When the San Francisco Giants won the World Series in baseball this Fall the City erupted in an explosion of joy. Not surprising, it had been more than 50 years since the team last won the championship. In fact, they hadn’t won it since moving to San Francisco so this was the City’s first ever taste of baseball glory. Everyone talked about how they wanted to remember every at-bat, every pitch, every strike out so that years from now they could still savor the victory.

But a new study says how we remember things is often very different than how we felt at the time. In fact, we often change our perceptions of how we thought we felt to match how we now feel.

Misremembering Memories

The study, in the Journal of Experimental Psychology: General, found that people are not very good at predicting how good or how bad they’ll feel after a big event – like a sports tournament – and that afterward they often “misremember” how they felt so it better matches how they feel now.

Distraught sports fans

Here’s how they carried out the study. Before the 2005 Super Bowl football game they asked 19 fans of the Philadelphia Eagles how happy they think they’ll be if their team loses. Then after they did lose they asked them how happy they were and how happy did they think they would be. Before the game the Eagles fans said they’d be devastated if their team lost – but afterward they simply said they were disappointed but also said they always knew they would be OK.

They did the same thing with 73 supporters of Senator John McCain before the 2008 Presidential election – asking how upset they’ll be if Obama wins. Afterward they were asked ‘how upset are you?’ and “how upset did you think you would be?’. The results were pretty much the same as with the football fans. Beforehand they thought Obama’s victory would leave them crushed. Afterward they said they weren’t happy but were ready to move on.

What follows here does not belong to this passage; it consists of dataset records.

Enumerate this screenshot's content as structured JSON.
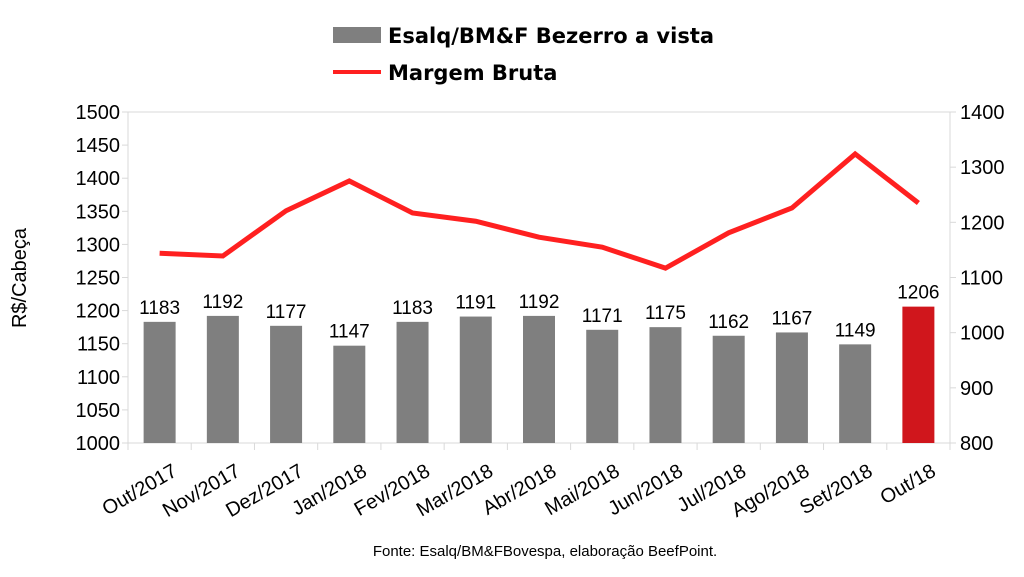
{
  "chart_data": {
    "type": "bar+line",
    "categories": [
      "Out/2017",
      "Nov/2017",
      "Dez/2017",
      "Jan/2018",
      "Fev/2018",
      "Mar/2018",
      "Abr/2018",
      "Mai/2018",
      "Jun/2018",
      "Jul/2018",
      "Ago/2018",
      "Set/2018",
      "Out/18"
    ],
    "series": [
      {
        "name": "Esalq/BM&F Bezerro a vista",
        "type": "bar",
        "axis": "left",
        "color": "#7f7f7f",
        "highlight_color": "#d0161c",
        "highlight_index": 12,
        "values": [
          1183,
          1192,
          1177,
          1147,
          1183,
          1191,
          1192,
          1171,
          1175,
          1162,
          1167,
          1149,
          1206
        ]
      },
      {
        "name": "Margem Bruta",
        "type": "line",
        "axis": "right",
        "color": "#ff2020",
        "values": [
          1144,
          1139,
          1221,
          1275,
          1217,
          1202,
          1173,
          1155,
          1117,
          1181,
          1226,
          1324,
          1235
        ]
      }
    ],
    "ylabel": "R$/Cabeça",
    "ylim": [
      1000,
      1500
    ],
    "yticks": [
      1000,
      1050,
      1100,
      1150,
      1200,
      1250,
      1300,
      1350,
      1400,
      1450,
      1500
    ],
    "y2lim": [
      800,
      1400
    ],
    "y2ticks": [
      800,
      900,
      1000,
      1100,
      1200,
      1300,
      1400
    ],
    "legend": "top",
    "source": "Fonte: Esalq/BM&FBovespa, elaboração BeefPoint."
  }
}
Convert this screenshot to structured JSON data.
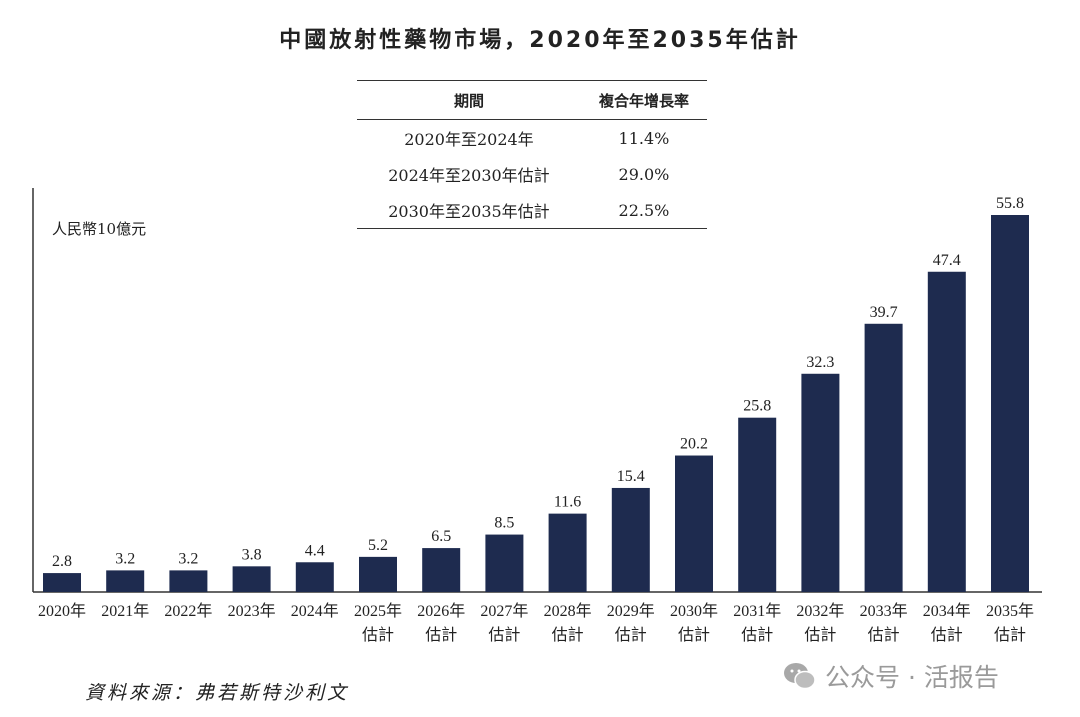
{
  "chart_data": {
    "type": "bar",
    "title": "中國放射性藥物市場，2020年至2035年估計",
    "ylabel": "人民幣10億元",
    "categories": [
      "2020年",
      "2021年",
      "2022年",
      "2023年",
      "2024年",
      "2025年",
      "2026年",
      "2027年",
      "2028年",
      "2029年",
      "2030年",
      "2031年",
      "2032年",
      "2033年",
      "2034年",
      "2035年"
    ],
    "category_sublabels": [
      "",
      "",
      "",
      "",
      "",
      "估計",
      "估計",
      "估計",
      "估計",
      "估計",
      "估計",
      "估計",
      "估計",
      "估計",
      "估計",
      "估計"
    ],
    "values": [
      2.8,
      3.2,
      3.2,
      3.8,
      4.4,
      5.2,
      6.5,
      8.5,
      11.6,
      15.4,
      20.2,
      25.8,
      32.3,
      39.7,
      47.4,
      55.8
    ],
    "ylim": [
      0,
      60
    ],
    "grid": false,
    "bar_color": "#1e2b4f",
    "cagr_table": {
      "headers": [
        "期間",
        "複合年增長率"
      ],
      "rows": [
        [
          "2020年至2024年",
          "11.4%"
        ],
        [
          "2024年至2030年估計",
          "29.0%"
        ],
        [
          "2030年至2035年估計",
          "22.5%"
        ]
      ]
    }
  },
  "source": "資料來源：弗若斯特沙利文",
  "watermark": {
    "icon": "wechat-icon",
    "text": "公众号 · 活报告"
  }
}
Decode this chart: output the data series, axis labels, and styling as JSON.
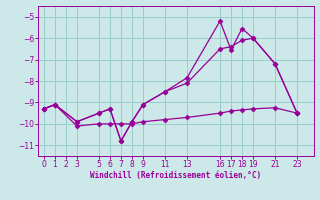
{
  "xlabel": "Windchill (Refroidissement éolien,°C)",
  "bg_color": "#cce8e8",
  "grid_color": "#99cccc",
  "line_color": "#990099",
  "line1_x": [
    0,
    1,
    3,
    5,
    6,
    7,
    8,
    9,
    11,
    13,
    16,
    17,
    18,
    19,
    21,
    23
  ],
  "line1_y": [
    -9.3,
    -9.1,
    -10.1,
    -10.0,
    -10.0,
    -10.0,
    -10.0,
    -9.9,
    -9.8,
    -9.7,
    -9.5,
    -9.4,
    -9.35,
    -9.3,
    -9.25,
    -9.5
  ],
  "line2_x": [
    0,
    1,
    3,
    5,
    6,
    7,
    8,
    9,
    11,
    13,
    16,
    17,
    18,
    19,
    21,
    23
  ],
  "line2_y": [
    -9.3,
    -9.1,
    -9.9,
    -9.5,
    -9.3,
    -10.8,
    -9.9,
    -9.1,
    -8.5,
    -8.1,
    -6.5,
    -6.4,
    -6.1,
    -6.0,
    -7.2,
    -9.5
  ],
  "line3_x": [
    0,
    1,
    3,
    5,
    6,
    7,
    8,
    9,
    11,
    13,
    16,
    17,
    18,
    19,
    21,
    23
  ],
  "line3_y": [
    -9.3,
    -9.1,
    -9.9,
    -9.5,
    -9.3,
    -10.8,
    -9.9,
    -9.1,
    -8.5,
    -7.85,
    -5.2,
    -6.55,
    -5.55,
    -6.0,
    -7.2,
    -9.5
  ],
  "xticks": [
    0,
    1,
    2,
    3,
    5,
    6,
    7,
    8,
    9,
    11,
    13,
    16,
    17,
    18,
    19,
    21,
    23
  ],
  "yticks": [
    -5,
    -6,
    -7,
    -8,
    -9,
    -10,
    -11
  ],
  "xlim": [
    -0.5,
    24.5
  ],
  "ylim": [
    -11.5,
    -4.5
  ]
}
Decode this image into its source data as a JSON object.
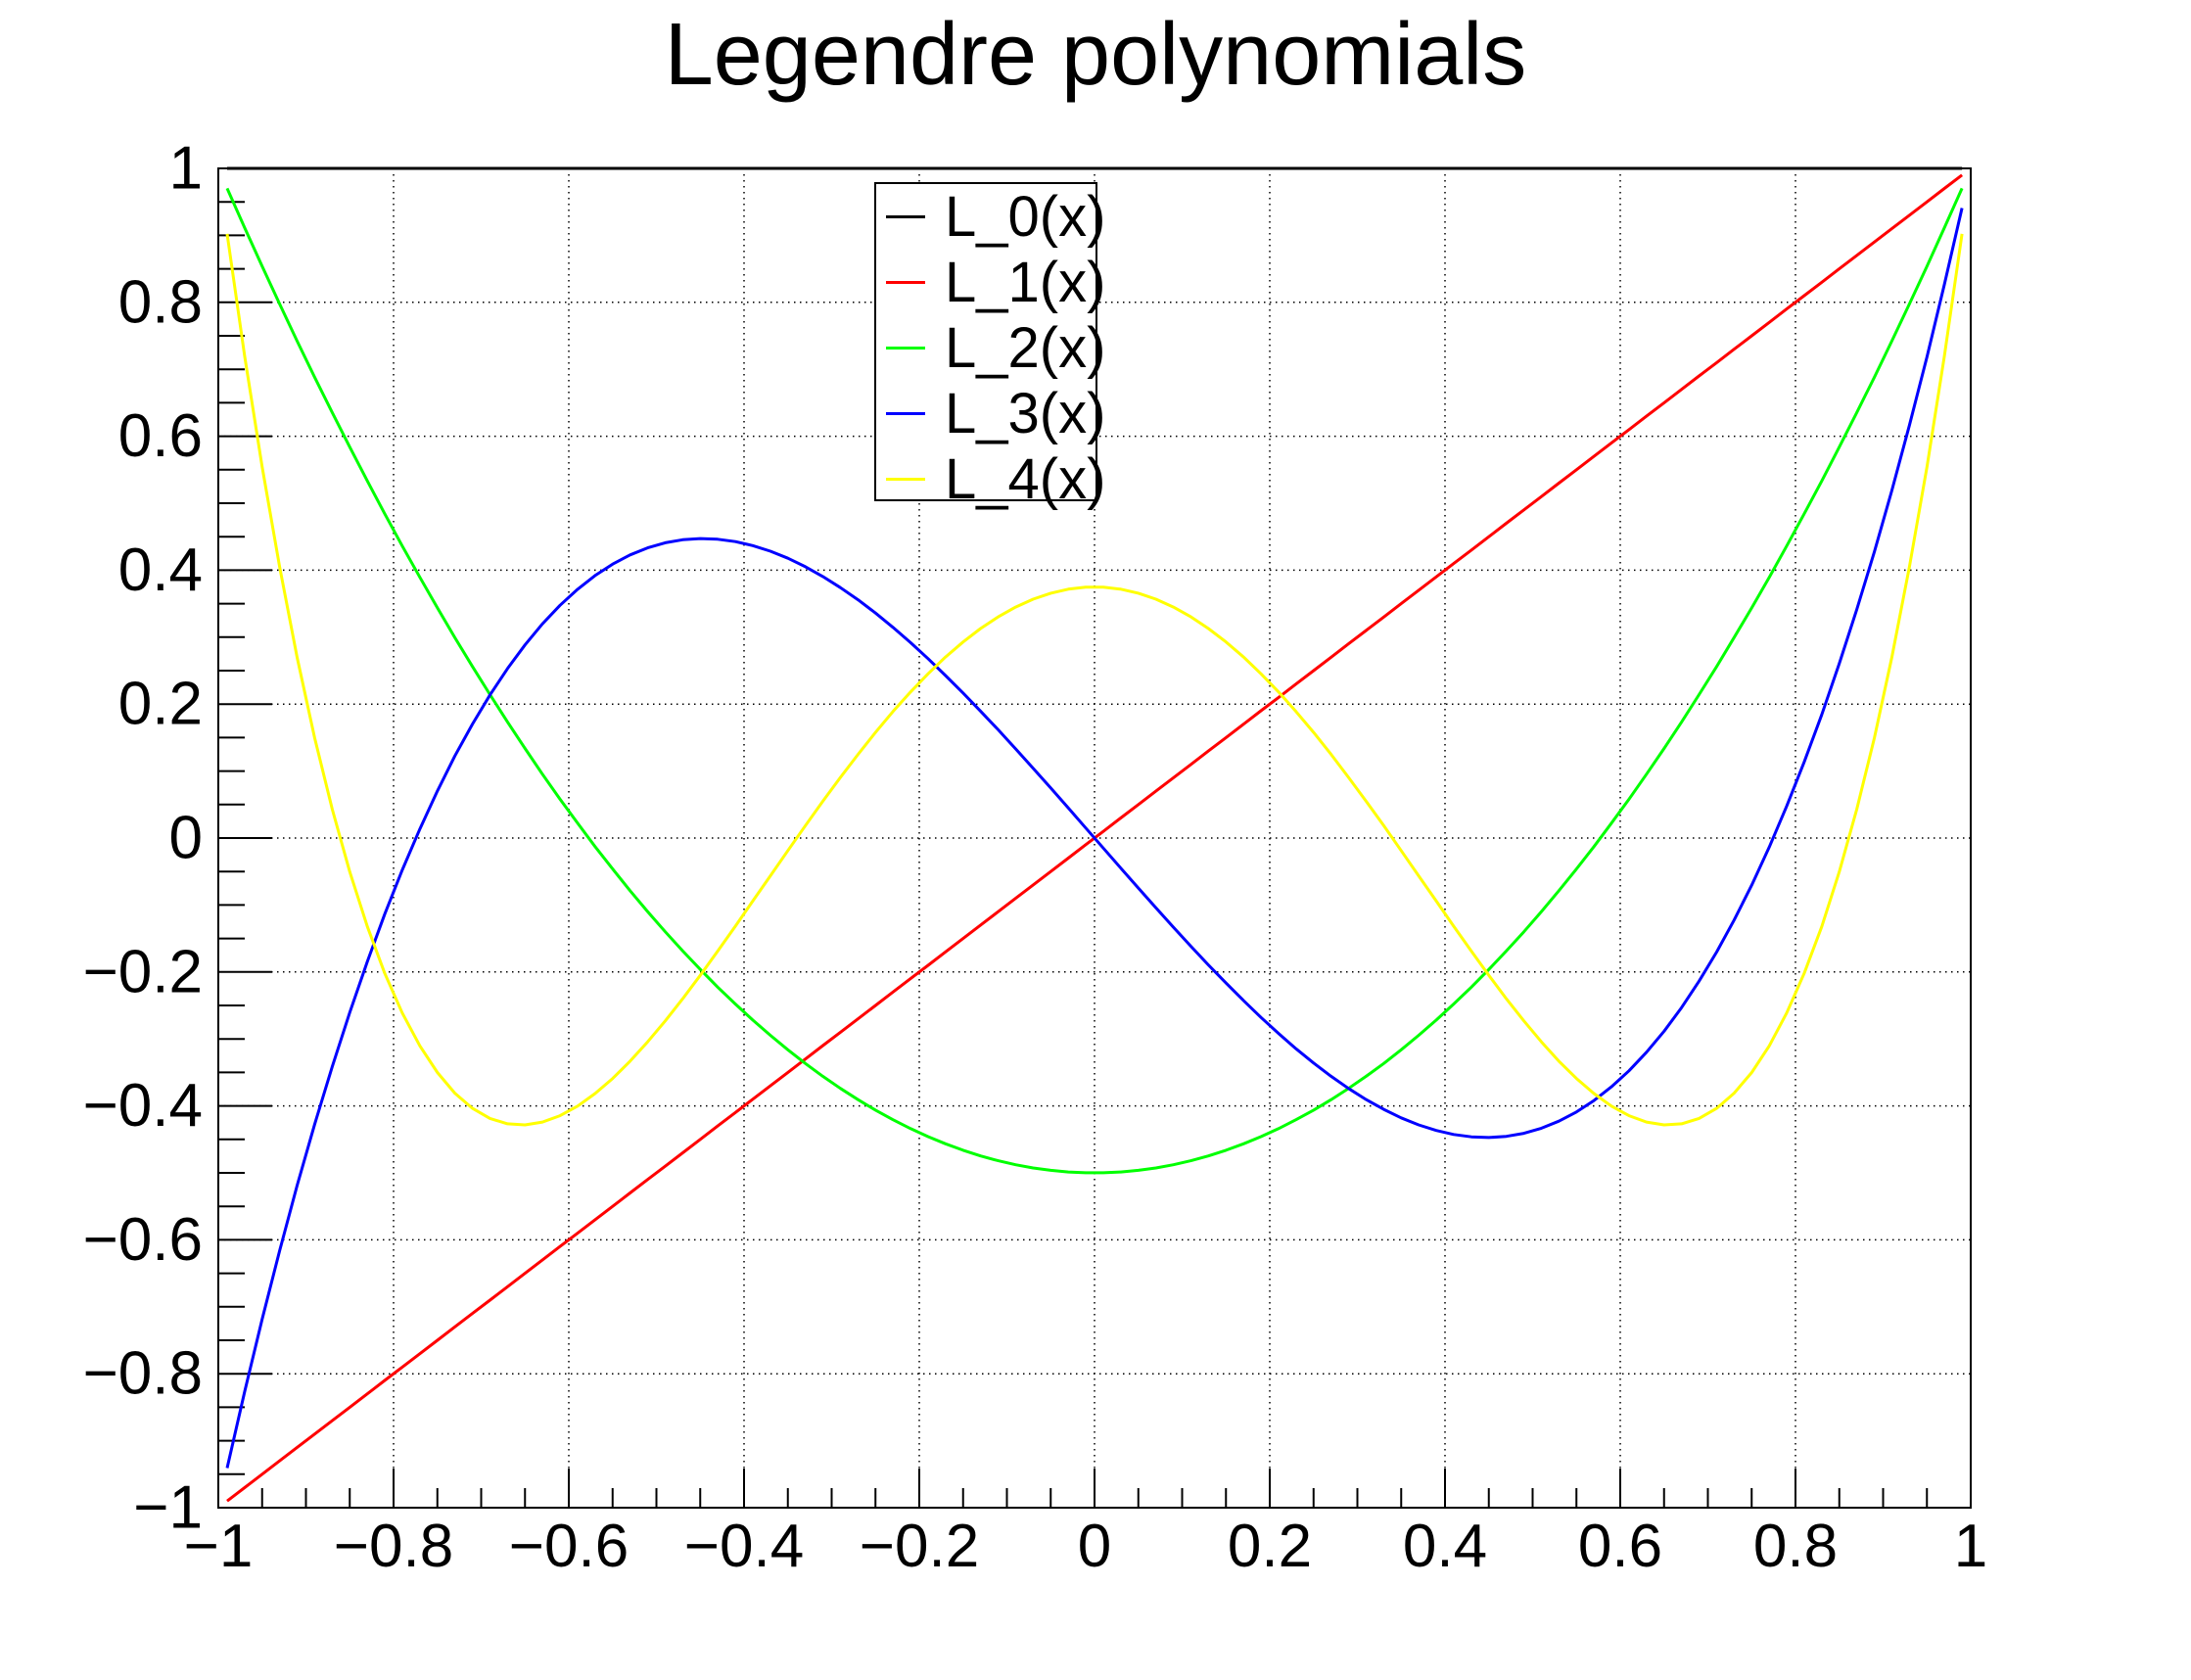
{
  "title": "Legendre polynomials",
  "background_color": "#FFFFFF",
  "frame_color": "#000000",
  "grid_color": "#000000",
  "chart_data": {
    "type": "line",
    "title": "Legendre polynomials",
    "xlabel": "",
    "ylabel": "",
    "xlim": [
      -1,
      1
    ],
    "ylim": [
      -1,
      1
    ],
    "grid": "dotted lines at every major tick (step 0.2) on both axes",
    "x_major_tick_step": 0.2,
    "y_major_tick_step": 0.2,
    "minor_tick_step": 0.05,
    "x_tick_labels": [
      "−1",
      "−0.8",
      "−0.6",
      "−0.4",
      "−0.2",
      "0",
      "0.2",
      "0.4",
      "0.6",
      "0.8",
      "1"
    ],
    "y_tick_labels": [
      "1",
      "0.8",
      "0.6",
      "0.4",
      "0.2",
      "0",
      "−0.2",
      "−0.4",
      "−0.6",
      "−0.8",
      "−1"
    ],
    "curve_domain": [
      -0.99,
      0.99
    ],
    "samples_per_curve": 100,
    "major_x_grid": [
      -1,
      -0.8,
      -0.6,
      -0.4,
      -0.2,
      0,
      0.2,
      0.4,
      0.6,
      0.8,
      1
    ],
    "series": [
      {
        "name": "L_0(x)",
        "color": "#000000",
        "degree": 0,
        "coefficients": [
          1
        ],
        "y_at_major_x": [
          1,
          1,
          1,
          1,
          1,
          1,
          1,
          1,
          1,
          1,
          1
        ]
      },
      {
        "name": "L_1(x)",
        "color": "#FF0000",
        "degree": 1,
        "coefficients": [
          0,
          1
        ],
        "y_at_major_x": [
          -1,
          -0.8,
          -0.6,
          -0.4,
          -0.2,
          0,
          0.2,
          0.4,
          0.6,
          0.8,
          1
        ]
      },
      {
        "name": "L_2(x)",
        "color": "#00FF00",
        "degree": 2,
        "coefficients": [
          -0.5,
          0,
          1.5
        ],
        "y_at_major_x": [
          1,
          0.46,
          0.04,
          -0.26,
          -0.44,
          -0.5,
          -0.44,
          -0.26,
          0.04,
          0.46,
          1
        ]
      },
      {
        "name": "L_3(x)",
        "color": "#0000FF",
        "degree": 3,
        "coefficients": [
          0,
          -1.5,
          0,
          2.5
        ],
        "y_at_major_x": [
          -1,
          -0.08,
          0.36,
          0.44,
          0.28,
          0,
          -0.28,
          -0.44,
          -0.36,
          0.08,
          1
        ]
      },
      {
        "name": "L_4(x)",
        "color": "#FFFF00",
        "degree": 4,
        "coefficients": [
          0.375,
          0,
          -3.75,
          0,
          4.375
        ],
        "y_at_major_x": [
          1,
          -0.233,
          -0.408,
          -0.113,
          0.232,
          0.375,
          0.232,
          -0.113,
          -0.408,
          -0.233,
          1
        ]
      }
    ],
    "legend": {
      "position": "top-center",
      "entries": [
        {
          "label": "L_0(x)",
          "color": "#000000"
        },
        {
          "label": "L_1(x)",
          "color": "#FF0000"
        },
        {
          "label": "L_2(x)",
          "color": "#00FF00"
        },
        {
          "label": "L_3(x)",
          "color": "#0000FF"
        },
        {
          "label": "L_4(x)",
          "color": "#FFFF00"
        }
      ]
    }
  }
}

The researchers says we are very adept at shifting our emotions to suit our current situation. We may start out eagerly anticipating an event or dreading it, but afterward – depending on the outcome of the event – we revise what we thought we’d feel to match how we really feel. If we thought we’d feel euphoric after a win and we do win there’s no need to reassess things. But if we thought we’d be deeply depressed by a loss and we do lose, we often go back and adjust what we thought we felt, to match our real mood.

Protecting the brain

It’s a defense mechanism in a way, allowing us to create a sense of real anticipation and drama before an event, and then shrug off the darker emotions we thought we might succumb to if things don’t work out the way we had hoped.

That’s how people in San Francisco survived after the last trip to the World Series in 2002. Needing only one game to clinch the title, and leading by five runs in the 7th inning, people were getting ready to pop the champagne before the team suddenly collapsed, gave up six runs, lost the game and went on to lose the next game and the series.

Fans were distraught after the game, saying they’d jump off the Golden Gate Bridge if they lost. The team did lose but there was no line of folks waiting to hurl themselves off the bridge. It was painful but they shrugged it off.

Eight years later they not only were able to celebrate a great victory, they could look back at the 2002 series and actually appreciate how a defeat like that makes this year’s win all the sweeter. It’s amazing what we can do with our memory, if only we put our mind to it.